FIG. 1 is a simplified perspective view showing a schematic configuration of an embodiment of the present invention.

FIG. 2 is a sectional view showing a schematic configuration of a heating zone 22 in the embodiment of FIG.

FIG. 3 is a diagram showing a connection state of heater wires of electric heaters 23a, 23b, and 23c in FIG. 2;

FIG. 4 is a cross-sectional view showing a state in which the heater wire 28 of FIG.

FIG. 5 is a simplified sectional view showing a schematic configuration of a continuous bright annealing facility 30 using the continuous annealing furnace 20 of FIG.

FIG. 6 shows an electric heater 23a, 2 in the continuous annealing furnace 20 of FIG.
It is sectional drawing which shows the structure of the part which feeds to 3b and 23c.

FIG. 7 is a simplified perspective view showing a schematic configuration of a continuous annealing furnace 60 according to another embodiment of the present invention.

FIG. 8 is a cross-sectional view showing a schematic configuration of a conventional continuous annealing furnace.

FIG. 9 is a cross-sectional view showing a configuration of a portion for supplying power to an electric heater in a conventional continuous annealing furnace.

[Explanation of symbols]

 20, 60 Continuous annealing furnace 21 Strip 22 Heating zone 23a, 23b, 23c Electric heater 24a, 24b, 24c, 64a, 64b Control device 25 Refractory brick lining 26 Refractory brick outer layer 27 Outer wall flange portion 28 Heater wire 29 Supporting tool Reference Signs List 30 continuous bright annealing equipment 40 terminal rod 41 rod flange part 42 through hole 43 inner gasket 44 outer gasket 45 holding plate 47 packing 48 terminal

 ────────────────────────────────────────────────── ─── Continued on the front page (72) Inventor Naoto Takeuchi 3-6-1, Kitahama, Chuo-ku, Osaka-shi, Osaka Nisshin Steel Co., Ltd.
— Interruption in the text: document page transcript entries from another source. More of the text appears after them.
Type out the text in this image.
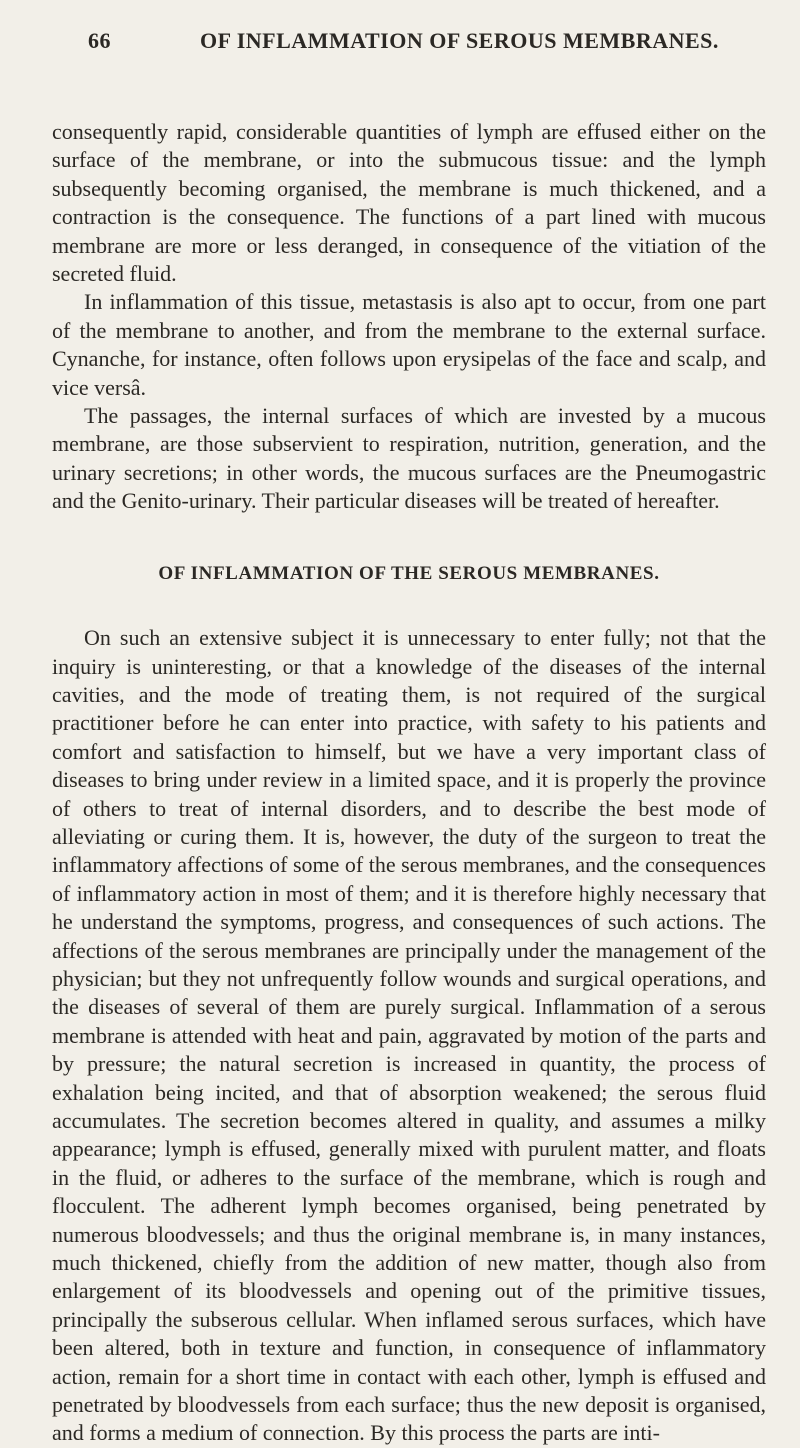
66	OF INFLAMMATION OF SEROUS MEMBRANES.

consequently rapid, considerable quantities of lymph are effused either on the surface of the membrane, or into the submucous tissue: and the lymph subsequently becoming organised, the membrane is much thickened, and a contraction is the consequence. The functions of a part lined with mucous membrane are more or less deranged, in consequence of the vitiation of the secreted fluid.

In inflammation of this tissue, metastasis is also apt to occur, from one part of the membrane to another, and from the membrane to the external surface. Cynanche, for instance, often follows upon erysipelas of the face and scalp, and vice versâ.

The passages, the internal surfaces of which are invested by a mucous membrane, are those subservient to respiration, nutrition, generation, and the urinary secretions; in other words, the mucous surfaces are the Pneumogastric and the Genito-urinary. Their particular diseases will be treated of hereafter.

OF INFLAMMATION OF THE SEROUS MEMBRANES.

On such an extensive subject it is unnecessary to enter fully; not that the inquiry is uninteresting, or that a knowledge of the diseases of the internal cavities, and the mode of treating them, is not required of the surgical practitioner before he can enter into practice, with safety to his patients and comfort and satisfaction to himself, but we have a very important class of diseases to bring under review in a limited space, and it is properly the province of others to treat of internal disorders, and to describe the best mode of alleviating or curing them. It is, however, the duty of the surgeon to treat the inflammatory affections of some of the serous membranes, and the consequences of inflammatory action in most of them; and it is therefore highly necessary that he understand the symptoms, progress, and consequences of such actions. The affections of the serous membranes are principally under the management of the physician; but they not unfrequently follow wounds and surgical operations, and the diseases of several of them are purely surgical. Inflammation of a serous membrane is attended with heat and pain, aggravated by motion of the parts and by pressure; the natural secretion is increased in quantity, the process of exhalation being incited, and that of absorption weakened; the serous fluid accumulates. The secretion becomes altered in quality, and assumes a milky appearance; lymph is effused, generally mixed with purulent matter, and floats in the fluid, or adheres to the surface of the membrane, which is rough and flocculent. The adherent lymph becomes organised, being penetrated by numerous bloodvessels; and thus the original membrane is, in many instances, much thickened, chiefly from the addition of new matter, though also from enlargement of its bloodvessels and opening out of the primitive tissues, principally the subserous cellular. When inflamed serous surfaces, which have been altered, both in texture and function, in consequence of inflammatory action, remain for a short time in contact with each other, lymph is effused and penetrated by bloodvessels from each surface; thus the new deposit is organised, and forms a medium of connection. By this process the parts are inti-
Osaka branch office F-term (reference) 4K038 AA01 BA01 CA01 DA01 EA02 FA01 4K043 BB04 CA03 DA05 EA04 FA07 FA12 GA01 GA10

Claims (3)

[Claims] 1. A continuous heating furnace provided with a heating zone for heating a metal strip continuously passed to a target material temperature, wherein the heating zone faces the surface of the metal strip, A continuous heating furnace, comprising: a heating zone heater arranged in three or more divisions in a width direction perpendicular to the heating zone; and a control device for individually controlling a heating output of a divided portion of the heating zone heater. 2. The control device, wherein the heating zone heater comprises:
2. The continuous system according to claim 1, further comprising a control system for setting a temperature of a divided portion corresponding to a central portion of the metal band in the width direction to be higher than a temperature of the divided portions facing both side edges of the metal band in the width direction. heating furnace. 3. The heating zone has a furnace wall formed of refractory bricks, and a portion for supplying power to the heating zone heater from the outside is inserted into a through hole formed in the furnace wall, and has an inner tip. A terminal rod connected to the heating zone heater and having a flange having a diameter larger than the inner diameter of the through-hole near the outer end; and a flange protruding from the inside of the terminal rod flange and the surface of the furnace wall. The outer end of the terminal rod is provided so as to cover between the inner gasket made of heat-resistant material and having an outer diameter larger than the outer diameter of the flange portion and the outer surface of the inner gasket from outside the flange portion of the terminal rod. An outer gasket inserted into the outer wall, a presser plate for fixing the outer peripheral portion of the outer gasket to the furnace wall, and a space between the inner periphery of the outer gasket and the outer periphery of the terminal rod. The gasket, which covers the gap from the outer end of the terminal rod and is made of a heat-resistant material, and a pressing member that presses the packing against the outer gasket surface at the outer end of the terminal rod. 3. The continuous heating furnace according to 1 or 2.